Our client had recently retired from a blue collar job due to structural vulnerability in his spine caused by severe osteoporosis and severe ankylosing spondylitis. These diagnoses had caused the client’s spine to become brittle and prone to fracture and to degenerate such that he had developed a massive humpback. He suddenly experienced severe mid-back pain during a coughing spell and sought treatment.
Following the coughing spell and the onset of his severe pain, our client was hospitalized and a neurologist ordered cervical x-rays. The radiology technicians who performed the cervical x-rays experienced difficulty obtaining cervical images as the client lay on a radiology table. The technicians evidently attempted to straighten the client’s spine, with one technician pushing on the client’s shoulders and the other technician pushing on the client’s legs in a misguided attempt to obtain better cervical images. (It appears that the technicians did not realize that client had a humpback condition and was vulnerable to injury). This levering pressure resulted in our client sustaining a displaced, through and through fracture in his thoracic spine resulting in paraplegia.
In preparing the case, we obtained our client’s hospital chart which confirmed that client had undergone cervical x-rays and that the client’s paralysis soon followed his visit to the hospital’s radiology suite. Of note, the chart failed to provide any information or explanation as to how his spine injury occurred that rendered him paraplegic. We filed suit against the two radiology technicians and the hospital, and we deposed all hospital employees including the two radiology technicians. The defendant radiology technicians and everyone connected with the defendant hospital emphatically denied any knowledge about the client’s injury.
The Joint Commission on the Accreditation of Hospitals requires that hospitals prepare incident reports for all sentinel events. (A sentinel event is one in which a patient experiences a substantial, unexpected change in health status during hospitalization). The hospital became motivated to settle the case when we cited the failure of the hospital to prepare an incident report on the client’s sentinel event. We also cited an entry from a contemporaneously-written diary entry prepared by the client’s wife along with her deposition testimony. Our client’s wife was seated just outside the radiology suite when the client sustained his spinal injury. She did not see the radiology technicians’ actions, but she had heard her husband shouting: “No, stop,” and heard him scream in pain. She recorded this description of events in her diary.

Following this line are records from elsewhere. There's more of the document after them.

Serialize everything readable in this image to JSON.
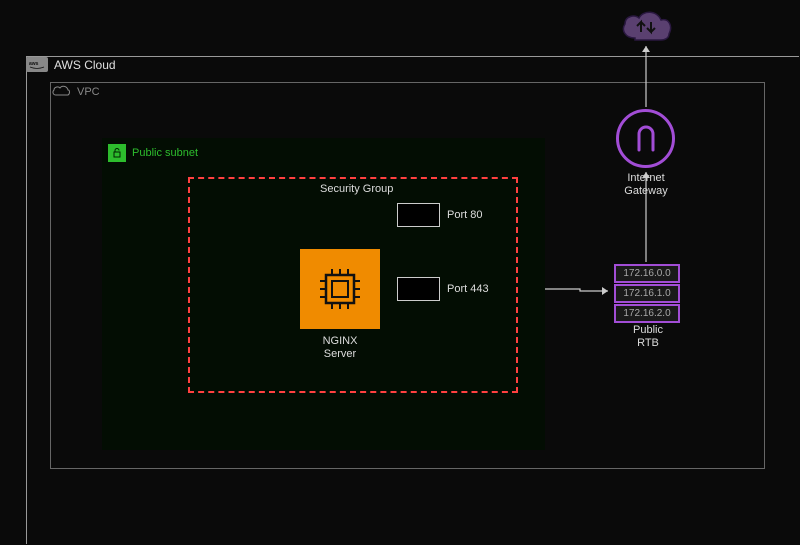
{
  "aws_cloud_label": "AWS Cloud",
  "vpc_label": "VPC",
  "subnet_label": "Public subnet",
  "security_group_label": "Security Group",
  "ec2_label_line1": "NGINX",
  "ec2_label_line2": "Server",
  "port80_label": "Port 80",
  "port443_label": "Port 443",
  "rtb": {
    "rows": [
      "172.16.0.0",
      "172.16.1.0",
      "172.16.2.0"
    ],
    "label_line1": "Public",
    "label_line2": "RTB"
  },
  "igw_label_line1": "Internet",
  "igw_label_line2": "Gateway"
}
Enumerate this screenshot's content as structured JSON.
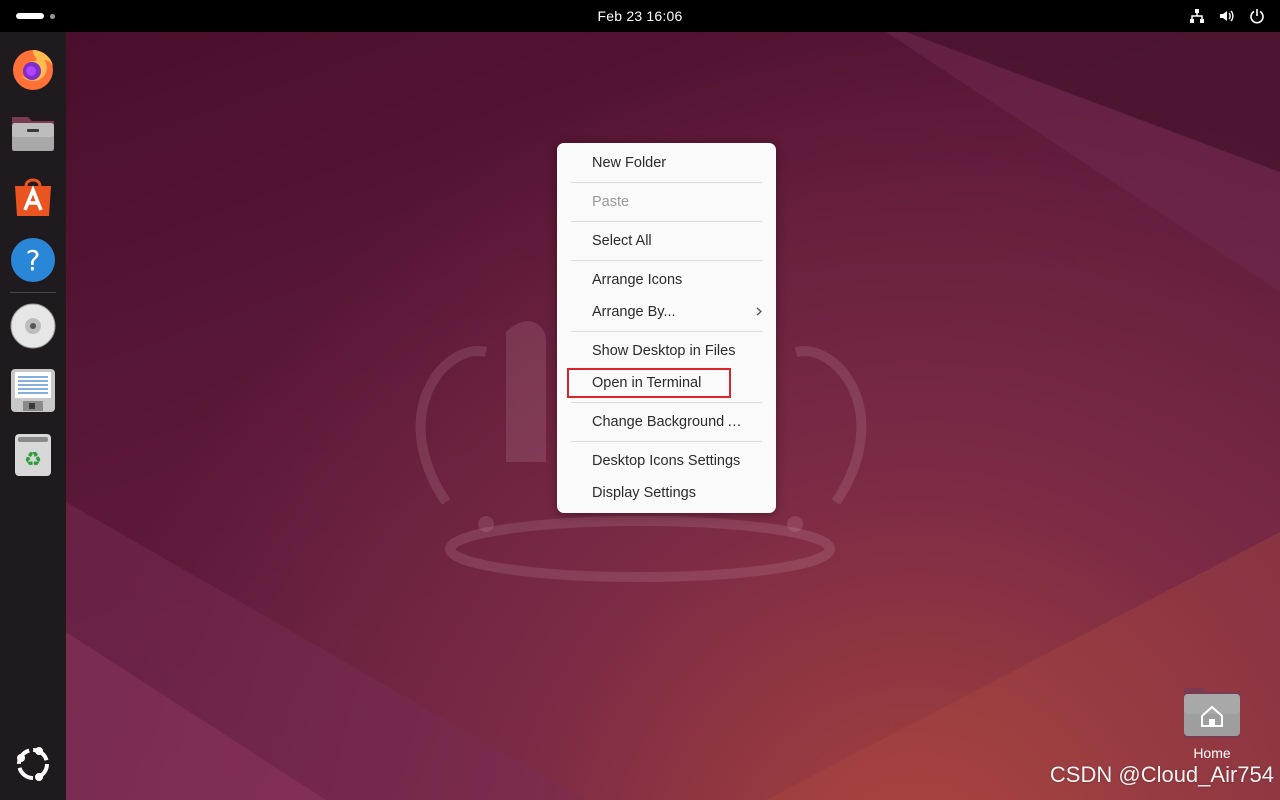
{
  "topbar": {
    "clock": "Feb 23  16:06",
    "tray": [
      "network-icon",
      "volume-icon",
      "power-icon"
    ]
  },
  "dock": {
    "items": [
      {
        "name": "firefox-icon"
      },
      {
        "name": "files-icon"
      },
      {
        "name": "app-center-icon"
      },
      {
        "name": "help-icon"
      },
      {
        "name": "dvd-icon"
      },
      {
        "name": "text-editor-icon"
      },
      {
        "name": "trash-icon"
      }
    ],
    "show_apps": "ubuntu-logo-icon"
  },
  "context_menu": {
    "items": [
      {
        "label": "New Folder",
        "enabled": true
      },
      {
        "label": "Paste",
        "enabled": false
      },
      {
        "label": "Select All",
        "enabled": true
      },
      {
        "label": "Arrange Icons",
        "enabled": true
      },
      {
        "label": "Arrange By...",
        "enabled": true,
        "submenu": true
      },
      {
        "label": "Show Desktop in Files",
        "enabled": true
      },
      {
        "label": "Open in Terminal",
        "enabled": true,
        "highlighted": true
      },
      {
        "label": "Change Background …",
        "enabled": true
      },
      {
        "label": "Desktop Icons Settings",
        "enabled": true
      },
      {
        "label": "Display Settings",
        "enabled": true
      }
    ]
  },
  "desktop": {
    "home_label": "Home",
    "watermark": "CSDN @Cloud_Air754"
  },
  "colors": {
    "highlight_border": "#d9262c",
    "dock_bg": "#1e1a1d",
    "wallpaper_base": "#5e1b3c"
  }
}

We developed an animation to show how the pushing by the radiology techs had caused the displaced spinal fracture. Our investigation revealed a weakness in the case that diminished its value. A CT scan performed before the incident involving the radiology technicians revealed the presence of a fracture (apparently caused by client’s coughing spell). The fracture became displaced at the point when the technicians exerted the force on the client’s body.
The case settled for $850,000 with the agreement that the hospital’s identity would remain confidential.